At Supreme Court: Can US courts be venue for human rights cases from abroad?
On Day 1 of its term, the US Supreme Court heard a case involving allegations by 12 Nigerians that a foreign oil firm abetted human rights abuses in Nigeria 20 years ago. Alien Tort Statute, originally aimed at allowing legal action against pirates, lies at heart of the case.
The US Supreme Court opened its 2012-13 term on Monday with oral argument in a case examining whether a foreign corporation can be sued in a US court for allegedly aiding and abetting human rights abuses in a foreign country.
The case marks the second time in eight years the high court has taken up an appeal involving the Alien Tort Statute (ATS), a law dating from the first Congress in 1789.
The statute allows noncitizens to sue in US courts for human rights violations and other breaches of international law. What the law doesn’t state explicitly is whether the ATS applies everywhere – or merely to wrongful conduct within the US or that is otherwise linked to the US.
The question before the court is whether to uphold a lawsuit filed by 12 Nigerian citizens against Royal Dutch Petroleum for allegedly aiding and abetting in human rights abuses by the Nigerian government and its armed forces 20 years ago.
Lawyers for the oil company argue that corporations cannot be held liable under the ATS. They are also urging the high court to declare that the ATS does not extend to conduct by foreign corporations in a foreign country.
Human rights lawyers counter that there is nothing in the text of the ATS limiting its reach.
Several justices seemed reluctant to embrace a broad reading of the statute to allow foreign corporations to be sued for alleged actions in a foreign country harming foreign citizens.
Justice Anthony Kennedy asked whether such a position might come back to haunt the US and its interests. He asked whether under the same legal principle a US corporation that committed an international law violation in the United States could be sued in any court in the world.
“Do you disagree that those are fair judicial systems where a plaintiff can get a fair shake?” he asked Mr. Hoffman.
“I don’t think that anybody disputes that the legal systems in the Netherlands or the United Kingdom are fair,” Hoffman replied.
“If that’s so,” Justice Alito continued, “then why does this case belong in the courts of the United States?”
Hoffman answered: “Our clients are here.”

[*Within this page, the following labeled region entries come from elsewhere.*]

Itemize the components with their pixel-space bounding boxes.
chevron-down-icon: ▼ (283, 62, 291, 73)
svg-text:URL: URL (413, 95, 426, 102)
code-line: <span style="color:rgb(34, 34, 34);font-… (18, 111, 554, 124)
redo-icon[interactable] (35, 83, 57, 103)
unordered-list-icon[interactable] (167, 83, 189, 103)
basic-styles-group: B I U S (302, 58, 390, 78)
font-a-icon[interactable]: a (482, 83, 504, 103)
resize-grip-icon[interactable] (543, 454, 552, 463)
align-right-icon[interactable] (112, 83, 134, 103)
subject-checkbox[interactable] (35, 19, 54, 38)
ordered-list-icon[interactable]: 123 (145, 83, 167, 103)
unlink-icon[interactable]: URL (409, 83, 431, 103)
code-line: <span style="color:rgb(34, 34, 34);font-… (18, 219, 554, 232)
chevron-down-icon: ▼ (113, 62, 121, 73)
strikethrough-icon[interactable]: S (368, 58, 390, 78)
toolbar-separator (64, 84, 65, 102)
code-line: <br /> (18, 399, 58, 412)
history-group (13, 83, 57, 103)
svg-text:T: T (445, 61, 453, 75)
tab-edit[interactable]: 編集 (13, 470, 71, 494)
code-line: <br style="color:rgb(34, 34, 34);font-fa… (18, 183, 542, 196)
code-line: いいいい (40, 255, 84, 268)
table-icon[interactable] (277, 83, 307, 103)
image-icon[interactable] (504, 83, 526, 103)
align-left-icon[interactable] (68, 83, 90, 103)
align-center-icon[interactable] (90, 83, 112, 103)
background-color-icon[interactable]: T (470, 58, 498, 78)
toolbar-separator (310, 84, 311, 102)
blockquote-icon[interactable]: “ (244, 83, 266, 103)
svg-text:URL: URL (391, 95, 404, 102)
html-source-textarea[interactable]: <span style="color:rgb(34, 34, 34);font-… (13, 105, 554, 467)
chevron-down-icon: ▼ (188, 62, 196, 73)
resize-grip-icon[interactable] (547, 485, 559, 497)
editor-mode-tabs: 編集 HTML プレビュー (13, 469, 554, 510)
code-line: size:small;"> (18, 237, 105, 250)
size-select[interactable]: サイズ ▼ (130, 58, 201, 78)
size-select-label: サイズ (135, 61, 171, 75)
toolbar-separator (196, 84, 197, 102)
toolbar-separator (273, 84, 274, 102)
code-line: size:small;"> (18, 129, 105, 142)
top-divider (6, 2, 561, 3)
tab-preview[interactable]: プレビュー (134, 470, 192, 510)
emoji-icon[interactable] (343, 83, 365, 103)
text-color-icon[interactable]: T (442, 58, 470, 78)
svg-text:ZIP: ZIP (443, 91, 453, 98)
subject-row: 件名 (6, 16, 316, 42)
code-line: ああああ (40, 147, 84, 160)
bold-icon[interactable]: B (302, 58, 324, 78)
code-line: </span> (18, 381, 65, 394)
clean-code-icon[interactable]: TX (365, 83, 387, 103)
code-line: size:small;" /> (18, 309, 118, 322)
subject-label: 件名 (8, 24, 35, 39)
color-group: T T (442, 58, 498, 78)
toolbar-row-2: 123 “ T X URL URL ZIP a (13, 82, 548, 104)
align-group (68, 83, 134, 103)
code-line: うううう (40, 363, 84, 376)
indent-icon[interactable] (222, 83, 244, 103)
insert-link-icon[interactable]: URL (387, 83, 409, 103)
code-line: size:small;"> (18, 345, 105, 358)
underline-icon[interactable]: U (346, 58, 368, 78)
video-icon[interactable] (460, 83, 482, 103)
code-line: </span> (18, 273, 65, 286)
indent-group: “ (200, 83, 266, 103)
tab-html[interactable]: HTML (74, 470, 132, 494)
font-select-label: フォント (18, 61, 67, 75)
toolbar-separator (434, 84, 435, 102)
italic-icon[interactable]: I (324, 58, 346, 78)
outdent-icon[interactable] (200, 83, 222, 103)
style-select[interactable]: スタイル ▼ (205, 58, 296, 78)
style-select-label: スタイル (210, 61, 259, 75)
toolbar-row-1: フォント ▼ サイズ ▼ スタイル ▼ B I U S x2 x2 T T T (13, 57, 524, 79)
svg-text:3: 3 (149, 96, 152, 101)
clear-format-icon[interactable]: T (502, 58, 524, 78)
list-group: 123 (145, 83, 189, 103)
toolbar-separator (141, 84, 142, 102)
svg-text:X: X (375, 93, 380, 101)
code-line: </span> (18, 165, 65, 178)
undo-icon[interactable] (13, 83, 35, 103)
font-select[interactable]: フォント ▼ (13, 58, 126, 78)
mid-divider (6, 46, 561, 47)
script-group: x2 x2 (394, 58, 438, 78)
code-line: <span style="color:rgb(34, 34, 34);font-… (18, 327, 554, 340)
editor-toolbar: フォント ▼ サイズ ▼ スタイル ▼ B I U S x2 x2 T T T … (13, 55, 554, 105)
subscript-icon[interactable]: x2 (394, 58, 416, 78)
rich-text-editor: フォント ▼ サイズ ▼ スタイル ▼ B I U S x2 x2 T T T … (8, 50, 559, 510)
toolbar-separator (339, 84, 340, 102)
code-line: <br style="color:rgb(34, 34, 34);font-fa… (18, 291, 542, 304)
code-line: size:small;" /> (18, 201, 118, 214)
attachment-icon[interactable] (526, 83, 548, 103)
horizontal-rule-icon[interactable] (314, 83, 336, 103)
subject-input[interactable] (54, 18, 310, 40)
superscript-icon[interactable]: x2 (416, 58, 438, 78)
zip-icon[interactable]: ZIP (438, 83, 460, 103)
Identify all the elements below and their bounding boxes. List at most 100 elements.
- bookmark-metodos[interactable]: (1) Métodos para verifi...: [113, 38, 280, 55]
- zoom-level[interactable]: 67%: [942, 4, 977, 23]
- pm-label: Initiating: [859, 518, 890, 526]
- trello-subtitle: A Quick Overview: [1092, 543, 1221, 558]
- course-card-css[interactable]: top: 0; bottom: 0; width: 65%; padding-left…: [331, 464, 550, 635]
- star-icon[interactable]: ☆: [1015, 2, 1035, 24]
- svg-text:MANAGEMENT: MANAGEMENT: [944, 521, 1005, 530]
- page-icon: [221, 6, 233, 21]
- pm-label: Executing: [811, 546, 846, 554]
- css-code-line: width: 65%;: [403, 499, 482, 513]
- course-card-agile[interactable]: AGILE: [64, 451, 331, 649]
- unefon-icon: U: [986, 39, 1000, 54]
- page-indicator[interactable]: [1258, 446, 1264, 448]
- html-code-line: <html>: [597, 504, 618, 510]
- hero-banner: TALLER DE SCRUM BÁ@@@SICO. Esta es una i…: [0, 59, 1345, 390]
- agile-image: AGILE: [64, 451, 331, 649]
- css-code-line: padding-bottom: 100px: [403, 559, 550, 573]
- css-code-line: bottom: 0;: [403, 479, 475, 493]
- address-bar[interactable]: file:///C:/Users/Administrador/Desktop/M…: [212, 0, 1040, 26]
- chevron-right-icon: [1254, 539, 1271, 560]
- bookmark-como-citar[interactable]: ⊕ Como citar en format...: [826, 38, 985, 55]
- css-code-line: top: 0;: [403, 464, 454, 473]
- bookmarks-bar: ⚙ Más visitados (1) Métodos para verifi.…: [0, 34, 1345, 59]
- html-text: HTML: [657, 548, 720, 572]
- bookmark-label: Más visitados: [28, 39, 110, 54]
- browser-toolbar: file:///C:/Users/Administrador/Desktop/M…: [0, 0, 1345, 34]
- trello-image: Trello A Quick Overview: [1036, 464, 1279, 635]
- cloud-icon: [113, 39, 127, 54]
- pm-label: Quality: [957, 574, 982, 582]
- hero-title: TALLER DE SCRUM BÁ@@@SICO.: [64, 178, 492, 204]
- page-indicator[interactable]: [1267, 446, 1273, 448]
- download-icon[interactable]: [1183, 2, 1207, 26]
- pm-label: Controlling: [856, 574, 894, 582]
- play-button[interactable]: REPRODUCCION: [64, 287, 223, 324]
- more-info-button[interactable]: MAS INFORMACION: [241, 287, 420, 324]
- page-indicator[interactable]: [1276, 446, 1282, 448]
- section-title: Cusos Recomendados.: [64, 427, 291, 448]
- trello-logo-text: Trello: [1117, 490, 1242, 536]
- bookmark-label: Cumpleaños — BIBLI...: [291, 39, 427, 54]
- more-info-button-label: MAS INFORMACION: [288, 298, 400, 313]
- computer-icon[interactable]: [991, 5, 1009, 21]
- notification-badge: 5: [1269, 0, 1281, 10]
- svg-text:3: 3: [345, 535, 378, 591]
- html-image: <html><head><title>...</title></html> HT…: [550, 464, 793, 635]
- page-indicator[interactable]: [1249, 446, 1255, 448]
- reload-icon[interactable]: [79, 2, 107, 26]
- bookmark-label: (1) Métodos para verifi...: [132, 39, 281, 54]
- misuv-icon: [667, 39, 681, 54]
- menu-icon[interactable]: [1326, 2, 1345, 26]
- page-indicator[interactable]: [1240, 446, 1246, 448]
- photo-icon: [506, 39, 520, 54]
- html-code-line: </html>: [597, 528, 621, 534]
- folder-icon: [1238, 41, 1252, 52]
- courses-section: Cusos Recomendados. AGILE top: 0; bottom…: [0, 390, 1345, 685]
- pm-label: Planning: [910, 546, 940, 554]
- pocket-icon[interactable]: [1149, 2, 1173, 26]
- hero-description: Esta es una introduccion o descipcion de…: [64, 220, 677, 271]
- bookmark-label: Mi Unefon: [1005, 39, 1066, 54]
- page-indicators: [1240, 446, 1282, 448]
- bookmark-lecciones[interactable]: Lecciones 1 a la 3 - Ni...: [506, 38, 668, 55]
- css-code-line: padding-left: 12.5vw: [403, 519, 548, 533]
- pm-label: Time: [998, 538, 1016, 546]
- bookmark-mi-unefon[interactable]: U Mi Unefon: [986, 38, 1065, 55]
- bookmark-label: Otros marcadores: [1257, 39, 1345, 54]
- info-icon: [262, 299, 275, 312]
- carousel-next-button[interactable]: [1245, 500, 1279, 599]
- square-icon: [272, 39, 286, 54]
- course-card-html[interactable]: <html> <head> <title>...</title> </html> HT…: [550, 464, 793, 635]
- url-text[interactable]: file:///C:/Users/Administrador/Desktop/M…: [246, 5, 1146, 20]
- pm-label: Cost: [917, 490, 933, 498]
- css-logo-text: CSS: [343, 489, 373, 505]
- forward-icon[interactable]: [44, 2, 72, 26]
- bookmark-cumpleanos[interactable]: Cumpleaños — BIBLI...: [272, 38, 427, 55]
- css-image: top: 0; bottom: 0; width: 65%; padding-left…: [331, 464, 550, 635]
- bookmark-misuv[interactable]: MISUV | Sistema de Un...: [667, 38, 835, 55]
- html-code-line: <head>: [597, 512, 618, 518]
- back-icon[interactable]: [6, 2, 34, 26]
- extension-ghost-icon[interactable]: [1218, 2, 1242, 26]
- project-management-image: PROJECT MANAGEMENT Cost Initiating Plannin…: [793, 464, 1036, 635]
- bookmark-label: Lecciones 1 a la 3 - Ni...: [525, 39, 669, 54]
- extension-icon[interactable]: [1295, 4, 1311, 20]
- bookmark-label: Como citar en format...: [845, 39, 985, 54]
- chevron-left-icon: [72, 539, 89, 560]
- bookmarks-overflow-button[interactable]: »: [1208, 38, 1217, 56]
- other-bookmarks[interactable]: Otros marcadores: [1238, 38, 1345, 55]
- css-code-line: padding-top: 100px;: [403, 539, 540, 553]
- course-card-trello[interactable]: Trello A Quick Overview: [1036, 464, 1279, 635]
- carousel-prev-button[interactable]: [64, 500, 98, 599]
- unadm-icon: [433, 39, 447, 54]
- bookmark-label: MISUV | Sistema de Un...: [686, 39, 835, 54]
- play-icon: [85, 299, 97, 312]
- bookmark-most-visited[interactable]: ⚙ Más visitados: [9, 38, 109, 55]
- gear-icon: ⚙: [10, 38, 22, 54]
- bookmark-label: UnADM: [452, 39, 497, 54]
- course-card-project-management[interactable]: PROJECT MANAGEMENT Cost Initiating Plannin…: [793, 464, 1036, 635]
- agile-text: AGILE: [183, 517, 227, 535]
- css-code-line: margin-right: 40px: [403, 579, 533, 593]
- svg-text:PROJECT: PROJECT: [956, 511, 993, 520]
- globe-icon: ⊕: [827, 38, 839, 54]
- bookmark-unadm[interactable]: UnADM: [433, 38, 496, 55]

“This case has nothing to do with the United States,” countered Kathleen Sullivan, a lawyer for Royal Dutch Petroleum.
“It’s Nigerian plaintiffs suing an English and Dutch company for activity alleged to have aided and abetted the Nigerian government for conduct taking place entirely within Nigeria,” she said. US law should not extend to actions within Nigeria that have no connection with the US, Ms. Sullivan said.
Not all justices opposed a broad application of the statute. Justice Stephen Breyer said the law passed in 1789 was aimed in part at allowing legal action against pirates. The question now, Justice Breyer said, is who are today’s pirates and wouldn’t the ATS apply to them wherever they may be found?
“If Hitler isn’t a pirate, who is?” he said. “If an equivalent torturer or dictator who wants to destroy an entire race in his own country is not the equivalent of today’s pirate, who is?”
Sullivan replied that the United States has not agreed to the principle that its US civil lawsuits may be filed and enforced everywhere on earth.
What about torture? Breyer asked.
“The United States objected to the universal civil jurisdiction aspect of the [United Nations] convention against torture. We have never acceded to that,” Sullivan said.
She added: “The reason is that … we fear that if we say that a United States court can be open to try any accused law of nations violator anywhere in the world regardless of the place of the conduct, the other nations of the world might seek to do the same to us,” she said.
The case is Kiobel v. Royal Dutch Petroleum (10-1491). A decision is expected by the end of the term in June.